憲法九条については明確化すべきだと思います。やはり兵力、軍隊ということの役割をより明確にすべきであります。というのも、軍隊というのは別の名称のもとに既に存在しているからです。憲法九条によって軍隊がつくられたわけではありませんが、既に軍隊が存在しているということがあります。ですから、その点を明確にすべきであります。憲法と現実とを沿ったものにすべく明確にすべきであります。その明確化によって、希望としては、今九条をめぐって意見が分かれている点にある程度の解決が見られればと思います。いわゆるアームドフォーシズ、軍隊、兵力のあり方が、防衛ということ、そして国際的な平和維持活動への参加ということに制限されるということを明確にすればということです。それだけのことです。

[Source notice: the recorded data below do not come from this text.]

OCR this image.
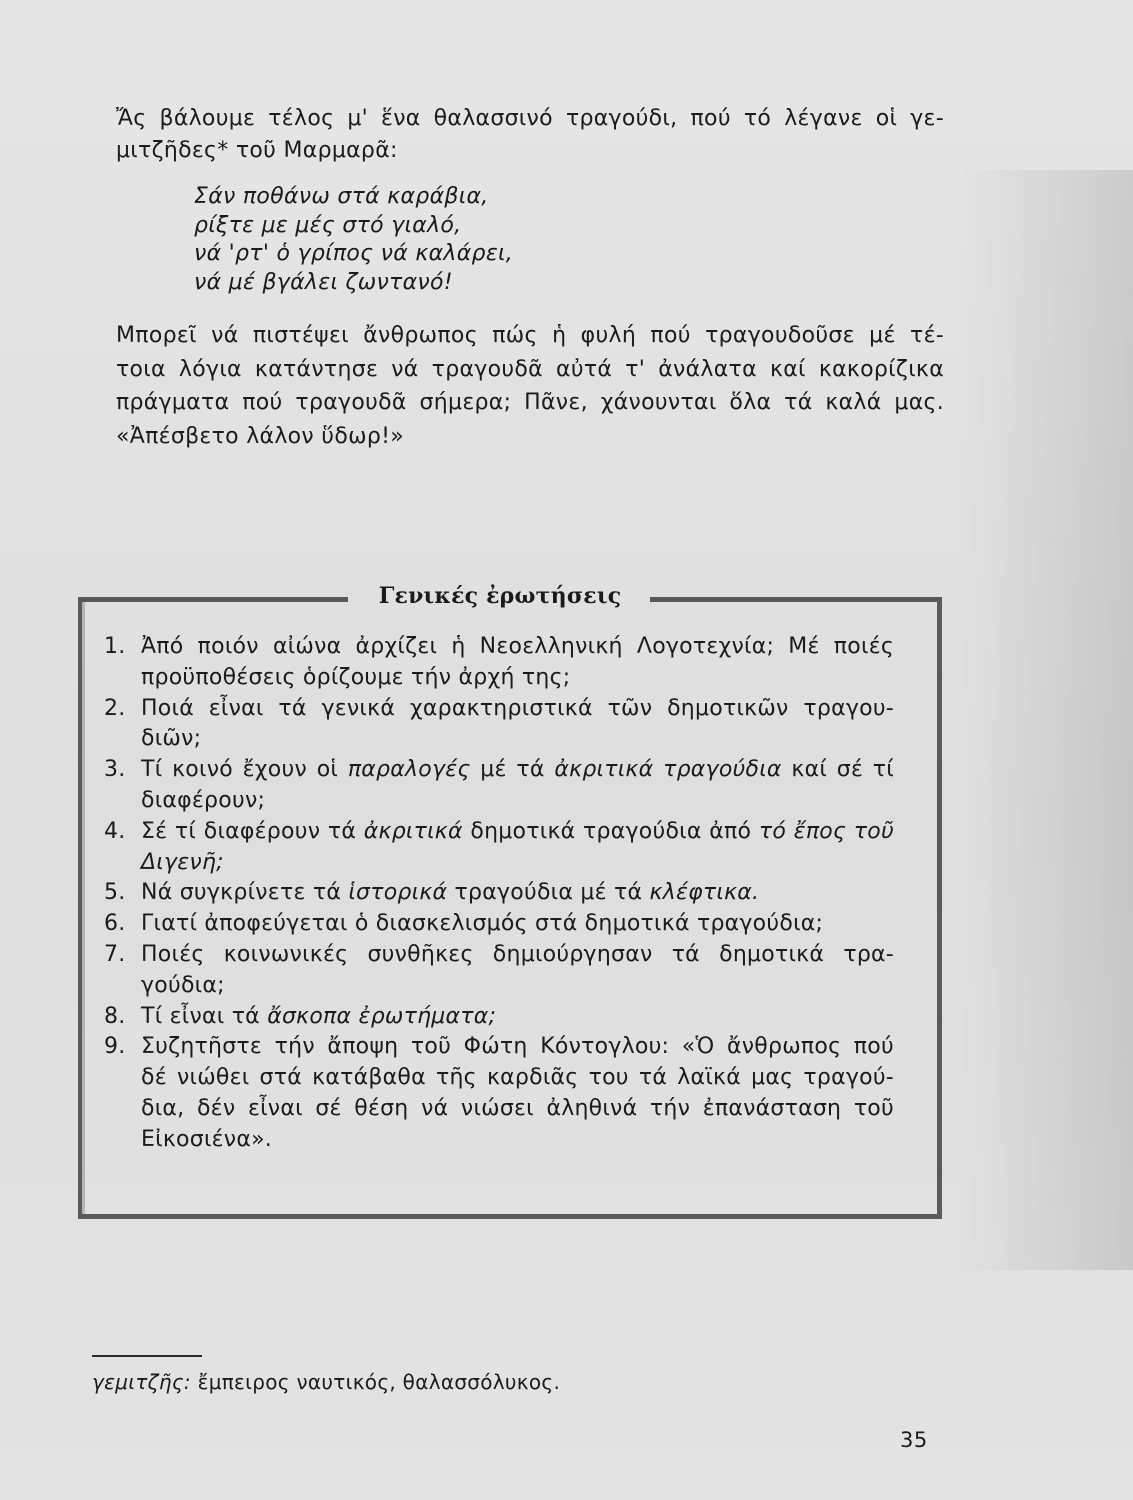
Ἄς βάλουμε τέλος μ' ἕνα θαλασσινό τραγούδι, πού τό λέγανε οἱ γε-
μιτζῆδες* τοῦ Μαρμαρᾶ:
Σάν ποθάνω στά καράβια,
ρίξτε με μές στό γιαλό,
νά 'ρτ' ὁ γρίπος νά καλάρει,
νά μέ βγάλει ζωντανό!
Μπορεῖ νά πιστέψει ἄνθρωπος πώς ἡ φυλή πού τραγουδοῦσε μέ τέ-
τοια λόγια κατάντησε νά τραγουδᾶ αὐτά τ' ἀνάλατα καί κακορίζικα
πράγματα πού τραγουδᾶ σήμερα; Πᾶνε, χάνουνται ὅλα τά καλά μας.
«Ἀπέσβετο λάλον ὕδωρ!»
Γενικές ἐρωτήσεις
1. Ἀπό ποιόν αἰώνα ἀρχίζει ἡ Νεοελληνική Λογοτεχνία; Μέ ποιές
προϋποθέσεις ὁρίζουμε τήν ἀρχή της;
2. Ποιά εἶναι τά γενικά χαρακτηριστικά τῶν δημοτικῶν τραγου-
διῶν;
3. Τί κοινό ἔχουν οἱ παραλογές μέ τά ἀκριτικά τραγούδια καί σέ τί
διαφέρουν;
4. Σέ τί διαφέρουν τά ἀκριτικά δημοτικά τραγούδια ἀπό τό ἔπος τοῦ
Διγενῆ;
5. Νά συγκρίνετε τά ἱστορικά τραγούδια μέ τά κλέφτικα.
6. Γιατί ἀποφεύγεται ὁ διασκελισμός στά δημοτικά τραγούδια;
7. Ποιές κοινωνικές συνθῆκες δημιούργησαν τά δημοτικά τρα-
γούδια;
8. Τί εἶναι τά ἄσκοπα ἐρωτήματα;
9. Συζητῆστε τήν ἄποψη τοῦ Φώτη Κόντογλου: «Ὁ ἄνθρωπος πού
δέ νιώθει στά κατάβαθα τῆς καρδιᾶς του τά λαϊκά μας τραγού-
δια, δέν εἶναι σέ θέση νά νιώσει ἀληθινά τήν ἐπανάσταση τοῦ
Εἰκοσιένα».
γεμιτζῆς: ἔμπειρος ναυτικός, θαλασσόλυκος.
35
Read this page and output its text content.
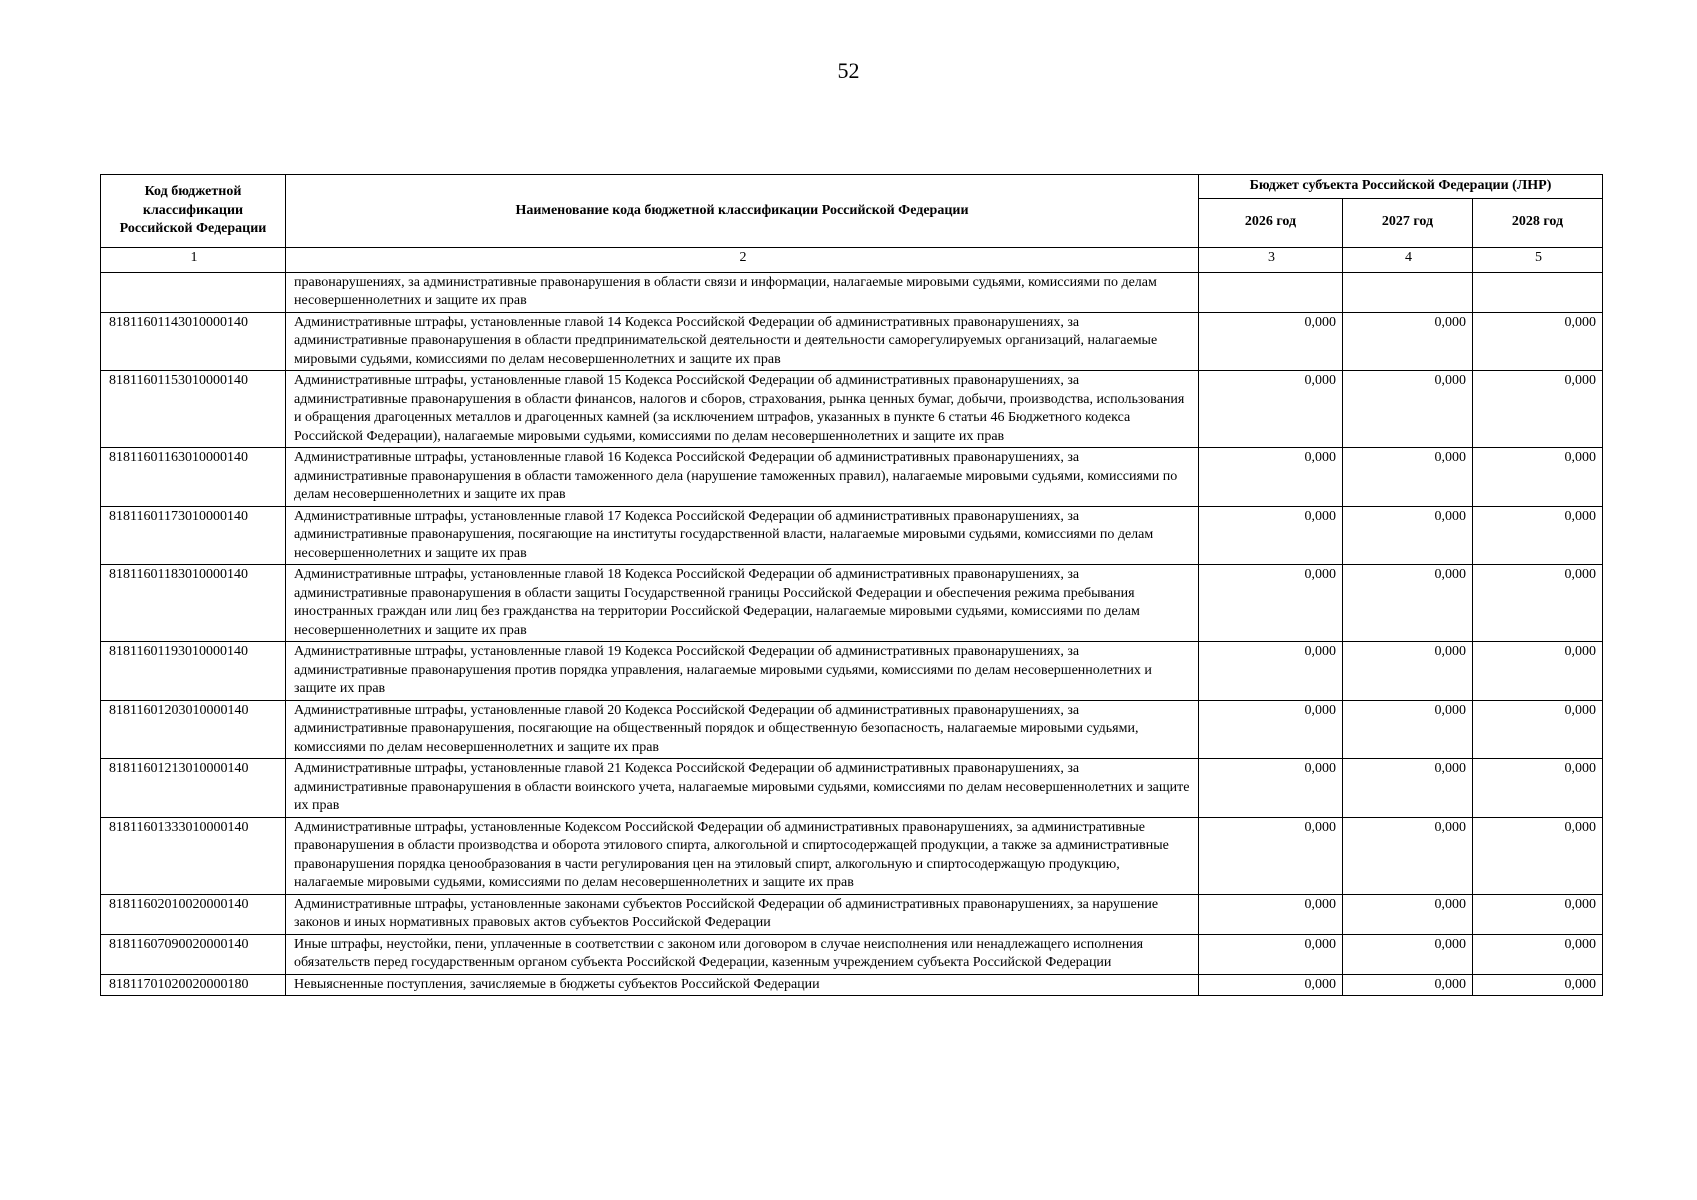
52
Код бюджетной классификации Российской Федерации	Наименование кода бюджетной классификации Российской Федерации	Бюджет субъекта Российской Федерации (ЛНР)		
		2026 год	2027 год	2028 год
1	2	3	4	5
	правонарушениях, за административные правонарушения в области связи и информации, налагаемые мировыми судьями, комиссиями по делам несовершеннолетних и защите их прав			
81811601143010000140	Административные штрафы, установленные главой 14 Кодекса Российской Федерации об административных правонарушениях, за административные правонарушения в области предпринимательской деятельности и деятельности саморегулируемых организаций, налагаемые мировыми судьями, комиссиями по делам несовершеннолетних и защите их прав	0,000	0,000	0,000
81811601153010000140	Административные штрафы, установленные главой 15 Кодекса Российской Федерации об административных правонарушениях, за административные правонарушения в области финансов, налогов и сборов, страхования, рынка ценных бумаг, добычи, производства, использования и обращения драгоценных металлов и драгоценных камней (за исключением штрафов, указанных в пункте 6 статьи 46 Бюджетного кодекса Российской Федерации), налагаемые мировыми судьями, комиссиями по делам несовершеннолетних и защите их прав	0,000	0,000	0,000
81811601163010000140	Административные штрафы, установленные главой 16 Кодекса Российской Федерации об административных правонарушениях, за административные правонарушения в области таможенного дела (нарушение таможенных правил), налагаемые мировыми судьями, комиссиями по делам несовершеннолетних и защите их прав	0,000	0,000	0,000
81811601173010000140	Административные штрафы, установленные главой 17 Кодекса Российской Федерации об административных правонарушениях, за административные правонарушения, посягающие на институты государственной власти, налагаемые мировыми судьями, комиссиями по делам несовершеннолетних и защите их прав	0,000	0,000	0,000
81811601183010000140	Административные штрафы, установленные главой 18 Кодекса Российской Федерации об административных правонарушениях, за административные правонарушения в области защиты Государственной границы Российской Федерации и обеспечения режима пребывания иностранных граждан или лиц без гражданства на территории Российской Федерации, налагаемые мировыми судьями, комиссиями по делам несовершеннолетних и защите их прав	0,000	0,000	0,000
81811601193010000140	Административные штрафы, установленные главой 19 Кодекса Российской Федерации об административных правонарушениях, за административные правонарушения против порядка управления, налагаемые мировыми судьями, комиссиями по делам несовершеннолетних и защите их прав	0,000	0,000	0,000
81811601203010000140	Административные штрафы, установленные главой 20 Кодекса Российской Федерации об административных правонарушениях, за административные правонарушения, посягающие на общественный порядок и общественную безопасность, налагаемые мировыми судьями, комиссиями по делам несовершеннолетних и защите их прав	0,000	0,000	0,000
81811601213010000140	Административные штрафы, установленные главой 21 Кодекса Российской Федерации об административных правонарушениях, за административные правонарушения в области воинского учета, налагаемые мировыми судьями, комиссиями по делам несовершеннолетних и защите их прав	0,000	0,000	0,000
81811601333010000140	Административные штрафы, установленные Кодексом Российской Федерации об административных правонарушениях, за административные правонарушения в области производства и оборота этилового спирта, алкогольной и спиртосодержащей продукции, а также за административные правонарушения порядка ценообразования в части регулирования цен на этиловый спирт, алкогольную и спиртосодержащую продукцию, налагаемые мировыми судьями, комиссиями по делам несовершеннолетних и защите их прав	0,000	0,000	0,000
81811602010020000140	Административные штрафы, установленные законами субъектов Российской Федерации об административных правонарушениях, за нарушение законов и иных нормативных правовых актов субъектов Российской Федерации	0,000	0,000	0,000
81811607090020000140	Иные штрафы, неустойки, пени, уплаченные в соответствии с законом или договором в случае неисполнения или ненадлежащего исполнения обязательств перед государственным органом субъекта Российской Федерации, казенным учреждением субъекта Российской Федерации	0,000	0,000	0,000
81811701020020000180	Невыясненные поступления, зачисляемые в бюджеты субъектов Российской Федерации	0,000	0,000	0,000
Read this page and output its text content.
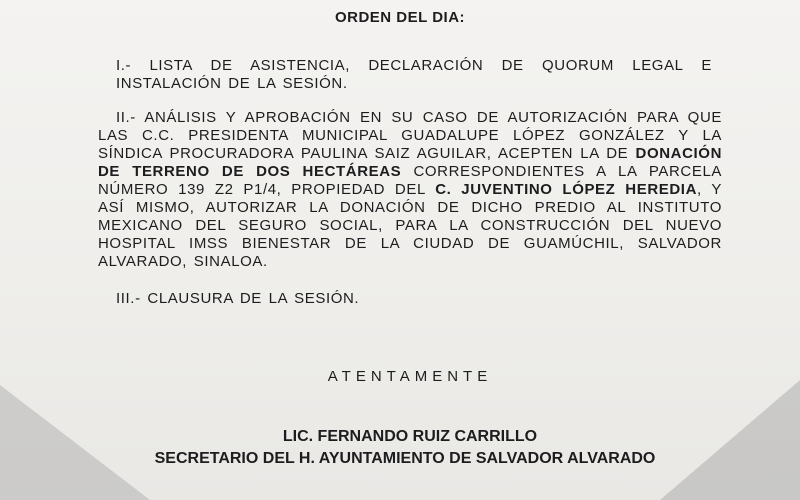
ORDEN DEL DIA:
I.- LISTA DE ASISTENCIA, DECLARACIÓN DE QUORUM LEGAL E INSTALACIÓN DE LA SESIÓN.
II.- ANÁLISIS Y APROBACIÓN EN SU CASO DE AUTORIZACIÓN PARA QUE LAS C.C. PRESIDENTA MUNICIPAL GUADALUPE LÓPEZ GONZÁLEZ Y LA SÍNDICA PROCURADORA PAULINA SAIZ AGUILAR, ACEPTEN LA DE DONACIÓN DE TERRENO DE DOS HECTÁREAS CORRESPONDIENTES A LA PARCELA NÚMERO 139 Z2 P1/4, PROPIEDAD DEL C. JUVENTINO LÓPEZ HEREDIA, Y ASÍ MISMO, AUTORIZAR LA DONACIÓN DE DICHO PREDIO AL INSTITUTO MEXICANO DEL SEGURO SOCIAL, PARA LA CONSTRUCCIÓN DEL NUEVO HOSPITAL IMSS BIENESTAR DE LA CIUDAD DE GUAMÚCHIL, SALVADOR ALVARADO, SINALOA.
III.- CLAUSURA DE LA SESIÓN.
ATENTAMENTE
LIC. FERNANDO RUIZ CARRILLO
SECRETARIO DEL H. AYUNTAMIENTO DE SALVADOR ALVARADO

さて、その論拠はということなんですが、日本は今や世界の大国になっております。しかも、民主主義諸国の一つの国であります。ですからこそ、ほかの民主主義国と同じベースで国際的な平和維持活動に参加すべきだと思うからです。しかし、日本の占領のもとで苦しんだ国々からは確かに問題視されることもあるでしょう。しかし、私の提案は、新たに軍隊をつくるというものではなく、既にある、存在している兵力をどのような意図のもとで行使されるのか、使われるべきなのかということを明確にするということだけであります。
そして、日本は、例えば湾岸戦争やカンボジアの紛争に助力を提供されました。非常に有益な助力を貢献されたわけです。そして、それがほかの国からも感謝されております。しかし、日本は、ほかの国々とともにもし必要とするならば国際的な平和維持活動のもとで軍事活動に携わるということにちゅうちょしています。もちろんこれは慎重に進めるべきことであります。というのも、特に昔、日本の占領のもとで苦しんだ国々の反応を考えますと。
しかし、私が憲法の改正と言った場合、その意図するところは、あくまでもそれらの国々に対してもより明確化すべきであるということです。明確にすべきことは、以前のような侵略戦争は一切するつもりはないということ。私が提案した文言は当然改善し、よりよいものにできましょう。これが私の提案です。そしてまた、日本の侵略によって苦しんだ国々に対しても安心感が与えられます。ただ、そのような修正を必要とするかどうかは日本の国民が決めるべきことです。
これでお答えになるかどうかわかりませんが、私の最善のお答えをいたしました。